Surinamese group asks museum to return preserved baby
A Surinamese group has claimed back the remains of a newborn baby, preserved in formaldehyde and held in a cupboard at the Tropenmuseum in Amsterdam.
The remains are amongst a collection of preserved foetuses and babies, and part of a traumatic colonial legacy which the museum is currently reassessing.
In an event at the museum on Saturday, a group calling itself the Raad voor het Repatriëren aan de Kalinya Terewuyu Natie (Council for repatriation to the Kalinya Terewuyu nation) called for the remains to be given back to the baby’s ancestors from Suriname.
The Surinamese ethnic group has a legend of a newborn baby boy who was taken away by colonists, and believes that this is that baby’s remains. Manuwi C Tokai, an artist invited to make a presentation at a new Tropenmuseum display on ‘our colonial heritage’, said she was asked to create a poem about an artifact.
She enquired about the rumour of a dead baby that her community calls Wayam’membo (baby turtle), and told Dutch News she was shown in the depths of the museum’s archive a cupboard of around 30 wooden boxes, large and smaller – one of which contained a dead baby from Suriname.
Members of her community have now written to the Dutch government to ask for the repatriation of the remains to ‘receive their honorable burial and find their peace’, according to a spokeswoman for art project Beyond Walls, which has been working with the museum on dealing with its legacy.
Horror
Tokai told Dutch News that she felt a ‘horror’ on seeing the closet of remains that was difficult to put into words.
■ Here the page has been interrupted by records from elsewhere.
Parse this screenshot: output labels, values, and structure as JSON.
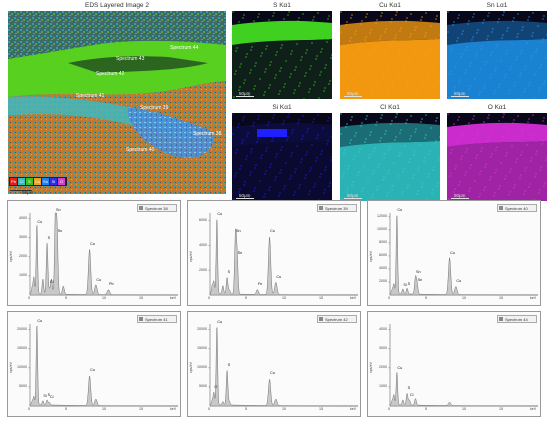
{
  "layered": {
    "title": "EDS Layered Image 2",
    "scale": "50μm",
    "legend": [
      {
        "text": "Pb",
        "color": "#e02020"
      },
      {
        "text": "Cl",
        "color": "#30c0c0"
      },
      {
        "text": "S",
        "color": "#40c020"
      },
      {
        "text": "Cu",
        "color": "#f0a020"
      },
      {
        "text": "Sn",
        "color": "#2080f0"
      },
      {
        "text": "Si",
        "color": "#3030e0"
      },
      {
        "text": "O",
        "color": "#d040d0"
      }
    ],
    "spectrum_labels": [
      "Spectrum 44",
      "Spectrum 43",
      "Spectrum 42",
      "Spectrum 41",
      "Spectrum 39",
      "Spectrum 38",
      "Spectrum 40"
    ]
  },
  "maps": [
    {
      "title": "S Kα1",
      "color": "#40d020",
      "scale": "50μm"
    },
    {
      "title": "Cu Kα1",
      "color": "#ffa010",
      "scale": "50μm"
    },
    {
      "title": "Sn Lα1",
      "color": "#20a0ff",
      "scale": "50μm"
    },
    {
      "title": "Si Kα1",
      "color": "#2020ff",
      "scale": "50μm"
    },
    {
      "title": "Cl Kα1",
      "color": "#30d0d0",
      "scale": "50μm"
    },
    {
      "title": "O Kα1",
      "color": "#e030e0",
      "scale": "50μm"
    }
  ],
  "spectra": [
    {
      "legend": "Spectrum 38",
      "yticks": [
        "4000",
        "3000",
        "2000",
        "1000"
      ],
      "ylabel": "cps/eV",
      "xticks": [
        "0",
        "5",
        "10",
        "15"
      ],
      "xunit": "keV",
      "peaks": [
        {
          "x": 0.3,
          "y": 0.08
        },
        {
          "x": 0.52,
          "y": 0.2
        },
        {
          "x": 0.93,
          "y": 0.85
        },
        {
          "x": 1.74,
          "y": 0.18
        },
        {
          "x": 2.31,
          "y": 0.62
        },
        {
          "x": 2.62,
          "y": 0.05
        },
        {
          "x": 2.9,
          "y": 0.18
        },
        {
          "x": 3.44,
          "y": 0.98
        },
        {
          "x": 3.66,
          "y": 0.72
        },
        {
          "x": 4.5,
          "y": 0.1
        },
        {
          "x": 8.05,
          "y": 0.55
        },
        {
          "x": 8.9,
          "y": 0.12
        },
        {
          "x": 10.6,
          "y": 0.06
        }
      ],
      "labels": [
        {
          "text": "Cu",
          "x": 0.93,
          "y": 0.85
        },
        {
          "text": "Sn",
          "x": 3.44,
          "y": 1.0
        },
        {
          "text": "Sn",
          "x": 3.66,
          "y": 0.74
        },
        {
          "text": "S",
          "x": 2.31,
          "y": 0.66
        },
        {
          "text": "Cl",
          "x": 2.62,
          "y": 0.12
        },
        {
          "text": "Cu",
          "x": 8.05,
          "y": 0.58
        },
        {
          "text": "Cu",
          "x": 8.9,
          "y": 0.15
        },
        {
          "text": "Pb",
          "x": 10.6,
          "y": 0.1
        }
      ]
    },
    {
      "legend": "Spectrum 39",
      "yticks": [
        "6000",
        "4000",
        "2000"
      ],
      "ylabel": "cps/eV",
      "xticks": [
        "0",
        "5",
        "10",
        "15"
      ],
      "xunit": "keV",
      "peaks": [
        {
          "x": 0.3,
          "y": 0.1
        },
        {
          "x": 0.52,
          "y": 0.15
        },
        {
          "x": 0.93,
          "y": 0.92
        },
        {
          "x": 1.74,
          "y": 0.1
        },
        {
          "x": 2.31,
          "y": 0.2
        },
        {
          "x": 2.62,
          "y": 0.05
        },
        {
          "x": 3.44,
          "y": 0.7
        },
        {
          "x": 3.66,
          "y": 0.45
        },
        {
          "x": 6.4,
          "y": 0.06
        },
        {
          "x": 8.05,
          "y": 0.7
        },
        {
          "x": 8.9,
          "y": 0.15
        }
      ],
      "labels": [
        {
          "text": "Cu",
          "x": 0.93,
          "y": 0.95
        },
        {
          "text": "Sn",
          "x": 3.44,
          "y": 0.74
        },
        {
          "text": "Sn",
          "x": 3.66,
          "y": 0.48
        },
        {
          "text": "S",
          "x": 2.31,
          "y": 0.24
        },
        {
          "text": "Cu",
          "x": 8.05,
          "y": 0.74
        },
        {
          "text": "Cu",
          "x": 8.9,
          "y": 0.18
        },
        {
          "text": "Fe",
          "x": 6.4,
          "y": 0.1
        }
      ]
    },
    {
      "legend": "Spectrum 40",
      "yticks": [
        "12000",
        "10000",
        "8000",
        "6000",
        "4000",
        "2000"
      ],
      "ylabel": "cps/eV",
      "xticks": [
        "0",
        "5",
        "10",
        "15"
      ],
      "xunit": "keV",
      "peaks": [
        {
          "x": 0.3,
          "y": 0.05
        },
        {
          "x": 0.52,
          "y": 0.12
        },
        {
          "x": 0.93,
          "y": 0.97
        },
        {
          "x": 1.74,
          "y": 0.06
        },
        {
          "x": 2.31,
          "y": 0.07
        },
        {
          "x": 3.44,
          "y": 0.2
        },
        {
          "x": 3.66,
          "y": 0.12
        },
        {
          "x": 8.05,
          "y": 0.45
        },
        {
          "x": 8.9,
          "y": 0.1
        }
      ],
      "labels": [
        {
          "text": "Cu",
          "x": 0.93,
          "y": 1.0
        },
        {
          "text": "Sn",
          "x": 3.44,
          "y": 0.24
        },
        {
          "text": "Sn",
          "x": 3.66,
          "y": 0.15
        },
        {
          "text": "Cu",
          "x": 8.05,
          "y": 0.48
        },
        {
          "text": "Cu",
          "x": 8.9,
          "y": 0.13
        },
        {
          "text": "S",
          "x": 2.31,
          "y": 0.1
        },
        {
          "text": "Si",
          "x": 1.74,
          "y": 0.09
        }
      ]
    },
    {
      "legend": "Spectrum 41",
      "yticks": [
        "20000",
        "15000",
        "10000",
        "5000"
      ],
      "ylabel": "cps/eV",
      "xticks": [
        "0",
        "5",
        "10",
        "15"
      ],
      "xunit": "keV",
      "peaks": [
        {
          "x": 0.3,
          "y": 0.04
        },
        {
          "x": 0.52,
          "y": 0.1
        },
        {
          "x": 0.93,
          "y": 0.98
        },
        {
          "x": 1.74,
          "y": 0.05
        },
        {
          "x": 2.31,
          "y": 0.06
        },
        {
          "x": 2.62,
          "y": 0.03
        },
        {
          "x": 8.05,
          "y": 0.36
        },
        {
          "x": 8.9,
          "y": 0.08
        }
      ],
      "labels": [
        {
          "text": "Cu",
          "x": 0.93,
          "y": 1.0
        },
        {
          "text": "Cl",
          "x": 2.62,
          "y": 0.07
        },
        {
          "text": "Cu",
          "x": 8.05,
          "y": 0.4
        },
        {
          "text": "S",
          "x": 2.31,
          "y": 0.1
        },
        {
          "text": "Si",
          "x": 1.74,
          "y": 0.09
        }
      ]
    },
    {
      "legend": "Spectrum 42",
      "yticks": [
        "20000",
        "15000",
        "10000",
        "5000"
      ],
      "ylabel": "cps/eV",
      "xticks": [
        "0",
        "5",
        "10",
        "15"
      ],
      "xunit": "keV",
      "peaks": [
        {
          "x": 0.3,
          "y": 0.05
        },
        {
          "x": 0.52,
          "y": 0.15
        },
        {
          "x": 0.93,
          "y": 0.96
        },
        {
          "x": 1.74,
          "y": 0.04
        },
        {
          "x": 2.31,
          "y": 0.42
        },
        {
          "x": 2.62,
          "y": 0.04
        },
        {
          "x": 8.05,
          "y": 0.32
        },
        {
          "x": 8.9,
          "y": 0.08
        }
      ],
      "labels": [
        {
          "text": "Cu",
          "x": 0.93,
          "y": 0.99
        },
        {
          "text": "S",
          "x": 2.31,
          "y": 0.46
        },
        {
          "text": "Cu",
          "x": 8.05,
          "y": 0.36
        },
        {
          "text": "O",
          "x": 0.52,
          "y": 0.19
        }
      ]
    },
    {
      "legend": "Spectrum 44",
      "yticks": [
        "4000",
        "3000",
        "2000",
        "1000"
      ],
      "ylabel": "cps/eV",
      "xticks": [
        "0",
        "5",
        "10",
        "15"
      ],
      "xunit": "keV",
      "peaks": [
        {
          "x": 0.3,
          "y": 0.05
        },
        {
          "x": 0.52,
          "y": 0.12
        },
        {
          "x": 0.93,
          "y": 0.4
        },
        {
          "x": 1.74,
          "y": 0.06
        },
        {
          "x": 2.31,
          "y": 0.14
        },
        {
          "x": 2.62,
          "y": 0.06
        },
        {
          "x": 3.44,
          "y": 0.08
        },
        {
          "x": 8.05,
          "y": 0.04
        }
      ],
      "labels": [
        {
          "text": "Cu",
          "x": 0.93,
          "y": 0.43
        },
        {
          "text": "S",
          "x": 2.31,
          "y": 0.18
        },
        {
          "text": "Cl",
          "x": 2.62,
          "y": 0.1
        }
      ]
    }
  ]
}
‘A practice like this is rooted in [the idea] that we are not worthy of human life,’ she said. ‘It made me very sad but also very clear that there is a task for us at hand that needs to be executed.
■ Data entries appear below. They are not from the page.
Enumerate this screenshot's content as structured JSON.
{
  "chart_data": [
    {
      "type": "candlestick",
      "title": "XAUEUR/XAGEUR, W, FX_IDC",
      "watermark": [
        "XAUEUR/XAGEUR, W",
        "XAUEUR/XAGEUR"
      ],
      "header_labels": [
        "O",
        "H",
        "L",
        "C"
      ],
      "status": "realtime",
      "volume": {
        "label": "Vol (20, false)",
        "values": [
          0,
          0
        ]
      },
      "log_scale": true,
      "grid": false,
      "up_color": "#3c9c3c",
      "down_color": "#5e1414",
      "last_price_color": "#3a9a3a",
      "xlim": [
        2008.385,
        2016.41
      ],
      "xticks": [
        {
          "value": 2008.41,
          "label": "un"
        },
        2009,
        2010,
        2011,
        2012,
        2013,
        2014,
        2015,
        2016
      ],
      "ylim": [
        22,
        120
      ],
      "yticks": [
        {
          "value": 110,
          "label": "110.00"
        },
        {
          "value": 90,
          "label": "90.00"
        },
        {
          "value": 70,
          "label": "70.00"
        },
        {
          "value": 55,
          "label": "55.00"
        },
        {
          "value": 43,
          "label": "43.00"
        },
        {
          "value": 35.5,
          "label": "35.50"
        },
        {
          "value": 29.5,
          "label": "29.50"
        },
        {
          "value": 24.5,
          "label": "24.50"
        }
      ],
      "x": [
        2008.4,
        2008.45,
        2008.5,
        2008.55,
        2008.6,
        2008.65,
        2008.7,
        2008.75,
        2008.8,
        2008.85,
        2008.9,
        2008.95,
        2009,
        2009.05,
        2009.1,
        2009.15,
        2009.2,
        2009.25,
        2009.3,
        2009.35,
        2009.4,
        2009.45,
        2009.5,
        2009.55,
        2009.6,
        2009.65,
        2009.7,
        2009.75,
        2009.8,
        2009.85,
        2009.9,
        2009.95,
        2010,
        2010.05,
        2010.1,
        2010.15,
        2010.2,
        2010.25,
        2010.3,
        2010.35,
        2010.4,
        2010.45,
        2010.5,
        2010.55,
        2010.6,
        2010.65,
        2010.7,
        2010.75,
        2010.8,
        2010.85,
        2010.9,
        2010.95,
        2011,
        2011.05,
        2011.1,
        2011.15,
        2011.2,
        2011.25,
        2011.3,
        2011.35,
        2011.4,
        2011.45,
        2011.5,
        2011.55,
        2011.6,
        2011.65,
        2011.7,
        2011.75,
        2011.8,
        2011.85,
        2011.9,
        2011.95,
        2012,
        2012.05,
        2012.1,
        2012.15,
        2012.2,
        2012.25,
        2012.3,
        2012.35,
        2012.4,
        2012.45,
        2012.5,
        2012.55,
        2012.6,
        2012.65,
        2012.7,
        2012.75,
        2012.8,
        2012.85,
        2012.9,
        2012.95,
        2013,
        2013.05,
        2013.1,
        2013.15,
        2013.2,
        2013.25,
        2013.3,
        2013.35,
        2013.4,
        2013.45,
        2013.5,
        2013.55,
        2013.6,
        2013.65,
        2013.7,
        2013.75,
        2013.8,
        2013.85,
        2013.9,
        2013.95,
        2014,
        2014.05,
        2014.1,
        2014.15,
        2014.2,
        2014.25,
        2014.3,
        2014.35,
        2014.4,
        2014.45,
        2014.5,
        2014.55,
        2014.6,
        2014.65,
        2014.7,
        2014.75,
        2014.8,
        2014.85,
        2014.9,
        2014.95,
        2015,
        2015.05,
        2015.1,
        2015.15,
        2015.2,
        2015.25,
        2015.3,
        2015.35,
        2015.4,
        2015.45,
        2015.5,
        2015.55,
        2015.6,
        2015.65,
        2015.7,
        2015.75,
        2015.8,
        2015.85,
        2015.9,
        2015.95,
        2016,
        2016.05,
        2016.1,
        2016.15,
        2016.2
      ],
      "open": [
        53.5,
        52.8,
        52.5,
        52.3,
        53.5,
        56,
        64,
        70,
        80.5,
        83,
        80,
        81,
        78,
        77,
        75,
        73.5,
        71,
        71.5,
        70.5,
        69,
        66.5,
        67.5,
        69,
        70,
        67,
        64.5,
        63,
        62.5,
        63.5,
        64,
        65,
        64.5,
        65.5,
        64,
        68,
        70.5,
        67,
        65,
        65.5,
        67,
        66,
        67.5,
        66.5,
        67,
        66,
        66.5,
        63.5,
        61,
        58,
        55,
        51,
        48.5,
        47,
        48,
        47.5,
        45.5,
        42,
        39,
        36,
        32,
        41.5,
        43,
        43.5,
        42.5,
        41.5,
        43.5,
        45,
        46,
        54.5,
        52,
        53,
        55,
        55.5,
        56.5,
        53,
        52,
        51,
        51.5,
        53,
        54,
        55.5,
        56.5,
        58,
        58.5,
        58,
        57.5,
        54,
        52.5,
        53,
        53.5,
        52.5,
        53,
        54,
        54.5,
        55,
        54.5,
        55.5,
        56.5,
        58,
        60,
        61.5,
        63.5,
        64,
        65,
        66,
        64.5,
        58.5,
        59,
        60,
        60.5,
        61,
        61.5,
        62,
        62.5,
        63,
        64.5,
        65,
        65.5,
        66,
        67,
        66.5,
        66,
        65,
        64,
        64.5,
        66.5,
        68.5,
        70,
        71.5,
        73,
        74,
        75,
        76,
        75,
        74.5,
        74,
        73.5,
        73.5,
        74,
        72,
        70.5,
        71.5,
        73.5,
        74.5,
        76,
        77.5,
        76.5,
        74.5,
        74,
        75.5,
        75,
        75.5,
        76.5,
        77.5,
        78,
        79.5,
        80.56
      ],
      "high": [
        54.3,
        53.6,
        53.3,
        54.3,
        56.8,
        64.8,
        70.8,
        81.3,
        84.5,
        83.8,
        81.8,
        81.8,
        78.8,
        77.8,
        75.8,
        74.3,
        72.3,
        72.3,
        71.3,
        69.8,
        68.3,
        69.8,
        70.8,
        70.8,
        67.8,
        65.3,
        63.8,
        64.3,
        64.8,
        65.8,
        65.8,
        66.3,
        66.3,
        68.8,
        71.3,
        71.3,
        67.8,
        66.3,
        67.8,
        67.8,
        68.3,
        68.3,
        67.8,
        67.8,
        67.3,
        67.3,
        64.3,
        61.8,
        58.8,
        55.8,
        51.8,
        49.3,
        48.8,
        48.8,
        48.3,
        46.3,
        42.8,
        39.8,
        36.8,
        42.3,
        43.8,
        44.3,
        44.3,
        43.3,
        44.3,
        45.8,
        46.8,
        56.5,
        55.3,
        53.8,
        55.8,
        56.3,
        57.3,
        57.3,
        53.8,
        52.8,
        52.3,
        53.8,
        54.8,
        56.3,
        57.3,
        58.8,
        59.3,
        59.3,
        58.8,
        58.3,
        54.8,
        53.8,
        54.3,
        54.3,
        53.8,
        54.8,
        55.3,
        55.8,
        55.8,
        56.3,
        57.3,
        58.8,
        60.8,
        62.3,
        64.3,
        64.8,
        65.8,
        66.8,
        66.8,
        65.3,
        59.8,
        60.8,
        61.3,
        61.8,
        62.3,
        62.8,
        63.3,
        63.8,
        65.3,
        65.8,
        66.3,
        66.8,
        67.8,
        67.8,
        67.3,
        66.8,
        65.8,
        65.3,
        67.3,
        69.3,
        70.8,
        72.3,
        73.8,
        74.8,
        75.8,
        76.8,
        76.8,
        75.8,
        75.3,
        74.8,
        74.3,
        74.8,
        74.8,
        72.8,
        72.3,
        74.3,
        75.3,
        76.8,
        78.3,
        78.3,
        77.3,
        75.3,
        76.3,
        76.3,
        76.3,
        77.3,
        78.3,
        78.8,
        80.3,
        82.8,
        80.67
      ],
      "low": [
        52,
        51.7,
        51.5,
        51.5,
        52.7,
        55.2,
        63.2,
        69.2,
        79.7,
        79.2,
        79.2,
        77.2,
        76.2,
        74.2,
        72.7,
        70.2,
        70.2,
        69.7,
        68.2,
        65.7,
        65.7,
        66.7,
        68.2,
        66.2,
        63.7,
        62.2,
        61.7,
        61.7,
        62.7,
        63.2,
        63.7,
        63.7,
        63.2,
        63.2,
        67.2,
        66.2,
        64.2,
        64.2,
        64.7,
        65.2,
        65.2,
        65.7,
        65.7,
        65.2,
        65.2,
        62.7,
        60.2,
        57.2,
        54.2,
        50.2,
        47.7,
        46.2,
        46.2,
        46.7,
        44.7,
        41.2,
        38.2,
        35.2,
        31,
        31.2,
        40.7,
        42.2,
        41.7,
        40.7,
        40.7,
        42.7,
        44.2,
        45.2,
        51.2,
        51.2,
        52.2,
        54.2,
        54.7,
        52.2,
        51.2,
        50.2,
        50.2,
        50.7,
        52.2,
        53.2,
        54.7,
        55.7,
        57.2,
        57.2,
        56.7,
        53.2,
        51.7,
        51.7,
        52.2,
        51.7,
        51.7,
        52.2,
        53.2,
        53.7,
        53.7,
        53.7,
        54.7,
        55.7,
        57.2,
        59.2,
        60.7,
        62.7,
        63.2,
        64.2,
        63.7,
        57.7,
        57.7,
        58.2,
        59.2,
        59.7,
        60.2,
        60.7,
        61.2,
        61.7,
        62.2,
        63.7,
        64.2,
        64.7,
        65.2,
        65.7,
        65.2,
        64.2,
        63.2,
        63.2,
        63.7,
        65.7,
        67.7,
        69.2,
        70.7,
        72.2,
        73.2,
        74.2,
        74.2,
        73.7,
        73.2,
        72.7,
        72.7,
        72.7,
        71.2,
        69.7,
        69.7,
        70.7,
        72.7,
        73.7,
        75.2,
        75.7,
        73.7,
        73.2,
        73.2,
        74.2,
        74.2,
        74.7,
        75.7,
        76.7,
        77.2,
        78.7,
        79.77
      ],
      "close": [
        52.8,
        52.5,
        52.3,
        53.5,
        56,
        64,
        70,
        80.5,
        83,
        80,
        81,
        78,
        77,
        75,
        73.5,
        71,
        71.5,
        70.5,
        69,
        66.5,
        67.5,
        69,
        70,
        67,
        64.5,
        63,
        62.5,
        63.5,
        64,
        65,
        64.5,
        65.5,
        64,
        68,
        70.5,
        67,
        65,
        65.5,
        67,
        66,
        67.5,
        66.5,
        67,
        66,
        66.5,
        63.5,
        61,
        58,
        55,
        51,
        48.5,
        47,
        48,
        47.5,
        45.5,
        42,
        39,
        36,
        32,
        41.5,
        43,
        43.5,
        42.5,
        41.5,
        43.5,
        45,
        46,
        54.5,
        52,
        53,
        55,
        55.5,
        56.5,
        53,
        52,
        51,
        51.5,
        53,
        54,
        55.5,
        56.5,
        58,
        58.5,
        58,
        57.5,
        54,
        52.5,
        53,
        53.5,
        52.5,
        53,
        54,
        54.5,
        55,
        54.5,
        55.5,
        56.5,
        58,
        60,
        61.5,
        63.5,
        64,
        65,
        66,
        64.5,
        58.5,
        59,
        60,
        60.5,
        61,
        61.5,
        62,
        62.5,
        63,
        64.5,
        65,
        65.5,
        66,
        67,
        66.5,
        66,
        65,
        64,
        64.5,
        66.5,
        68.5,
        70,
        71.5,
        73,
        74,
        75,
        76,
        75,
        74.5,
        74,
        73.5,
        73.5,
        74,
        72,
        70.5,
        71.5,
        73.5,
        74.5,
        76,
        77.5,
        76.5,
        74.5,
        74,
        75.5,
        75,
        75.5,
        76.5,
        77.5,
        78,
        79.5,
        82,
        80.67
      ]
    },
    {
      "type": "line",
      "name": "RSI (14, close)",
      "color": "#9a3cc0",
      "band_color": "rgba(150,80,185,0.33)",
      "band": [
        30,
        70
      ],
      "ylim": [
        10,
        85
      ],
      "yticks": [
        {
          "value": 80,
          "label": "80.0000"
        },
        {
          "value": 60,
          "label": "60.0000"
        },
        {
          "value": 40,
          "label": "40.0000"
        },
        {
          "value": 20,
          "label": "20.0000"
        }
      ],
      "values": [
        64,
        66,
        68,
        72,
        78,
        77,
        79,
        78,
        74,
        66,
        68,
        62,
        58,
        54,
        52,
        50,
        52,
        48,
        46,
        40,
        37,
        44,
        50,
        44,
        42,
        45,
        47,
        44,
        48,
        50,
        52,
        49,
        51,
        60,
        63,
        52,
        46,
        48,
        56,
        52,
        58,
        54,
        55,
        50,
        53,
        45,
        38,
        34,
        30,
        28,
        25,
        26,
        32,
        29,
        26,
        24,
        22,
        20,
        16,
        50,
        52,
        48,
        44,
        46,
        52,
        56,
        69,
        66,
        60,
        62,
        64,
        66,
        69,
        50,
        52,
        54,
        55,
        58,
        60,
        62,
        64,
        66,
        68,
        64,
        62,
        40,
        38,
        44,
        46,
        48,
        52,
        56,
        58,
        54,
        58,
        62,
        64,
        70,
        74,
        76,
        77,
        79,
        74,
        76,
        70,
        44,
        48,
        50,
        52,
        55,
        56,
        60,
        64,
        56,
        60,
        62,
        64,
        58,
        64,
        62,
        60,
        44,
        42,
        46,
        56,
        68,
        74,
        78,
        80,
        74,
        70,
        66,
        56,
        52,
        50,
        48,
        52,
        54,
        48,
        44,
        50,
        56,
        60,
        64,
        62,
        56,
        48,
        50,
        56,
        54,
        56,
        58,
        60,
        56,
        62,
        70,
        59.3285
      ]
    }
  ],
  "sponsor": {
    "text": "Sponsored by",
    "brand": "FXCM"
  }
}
‘In the poem that I wrote, I say: “our bodies cannot be in your possession because if our bodies continue to be in the possession of former colonising states, we will never become humans on an equal basis.”
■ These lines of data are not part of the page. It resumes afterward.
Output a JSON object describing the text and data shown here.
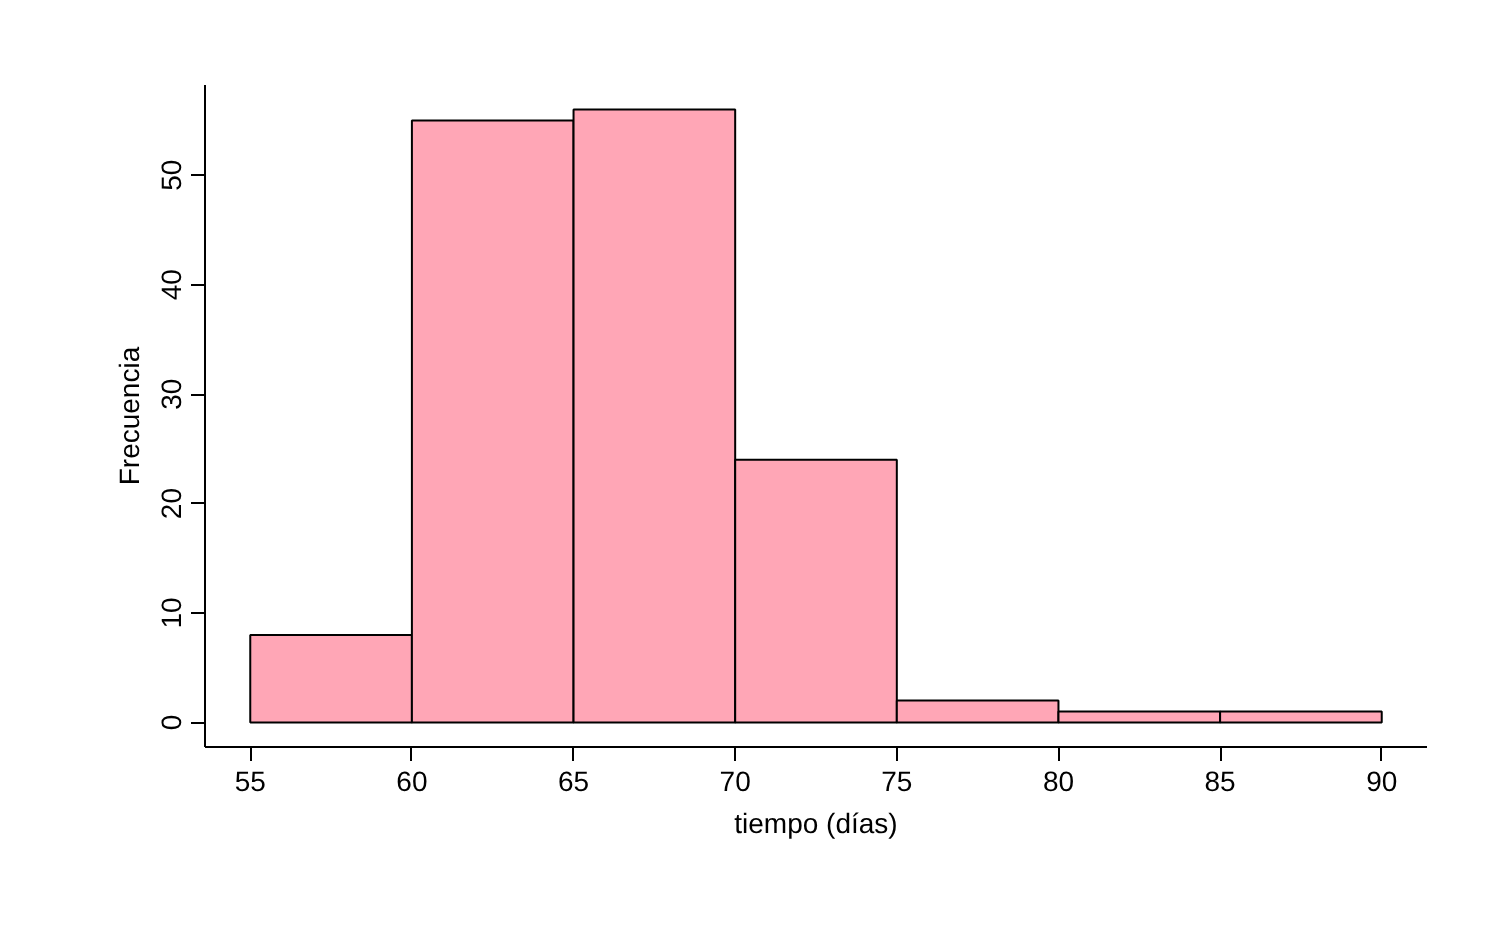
{
  "chart_data": {
    "type": "histogram",
    "xlabel": "tiempo (días)",
    "ylabel": "Frecuencia",
    "bins": [
      55,
      60,
      65,
      70,
      75,
      80,
      85,
      90
    ],
    "values": [
      8,
      55,
      56,
      24,
      2,
      1,
      1
    ],
    "color": "#ffa6b6",
    "xlim": [
      53.6,
      91.4
    ],
    "ylim": [
      -2.24,
      58.24
    ],
    "xticks": [
      55,
      60,
      65,
      70,
      75,
      80,
      85,
      90
    ],
    "yticks": [
      0,
      10,
      20,
      30,
      40,
      50
    ],
    "grid": false
  }
}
‘The Dutch government needs to come clean [about] all of the crimes committed towards indigenous peoples, to face the fact that their ancestors never expected us to be there, to enter these spaces hundreds of years later.
‘It’s possible that the reason they were collecting our ancestors was to show that these were humans who were once alive on this earth. We need to come to terms with that. That’s a discussion that needs to be held within the public domain, because we cannot heal from it if it is kept again behind closed doors.’
Return
An influential report from the Dutch Raad voor Cultuur two years ago, recommended that the Dutch state should recognise injustice in collections from its colonial period, and be prepared to return objects unconditionally if they were robbed from source countries which want them back. It said the state should also consider requests in the case of objects ‘whose provenance history cannot be determined or does not indicate involuntary loss of possession’.
In a Tropenmuseum press release, Wayne Modest, director of content, said that asking for repatriation of the Surinamese baby’s remains was ‘an important request, at an important time’. He added. ‘I’m thankful to the artist, for the performance and for this request. It fits with what we want to address with ‘our colonial heritage’ and it comes at an important time, given the government is currently developing its policy on colonial heritage.’
The museum said that it is unknown whether the baby does originate from the Kalinya Terewuyu group, but that it entered its collection in 1923 from a collection held by Artis zoo. It confirmed that it has other human remains in its depot but ‘absolutely does not put these on exhibit.’
Although return of national collections is not prohibited by Dutch law, legal experts such as Gert Jan van den Bergh have predicted that repatriations from the 270,000 colonial objects held by the Dutch could become as complex as looted art claims from the Nazi era.
A spokesman for the culture ministry told Dutch News that it has not yet seen a formal repatriation request. ‘As soon as we one is available, it will go through the due process,’ he said.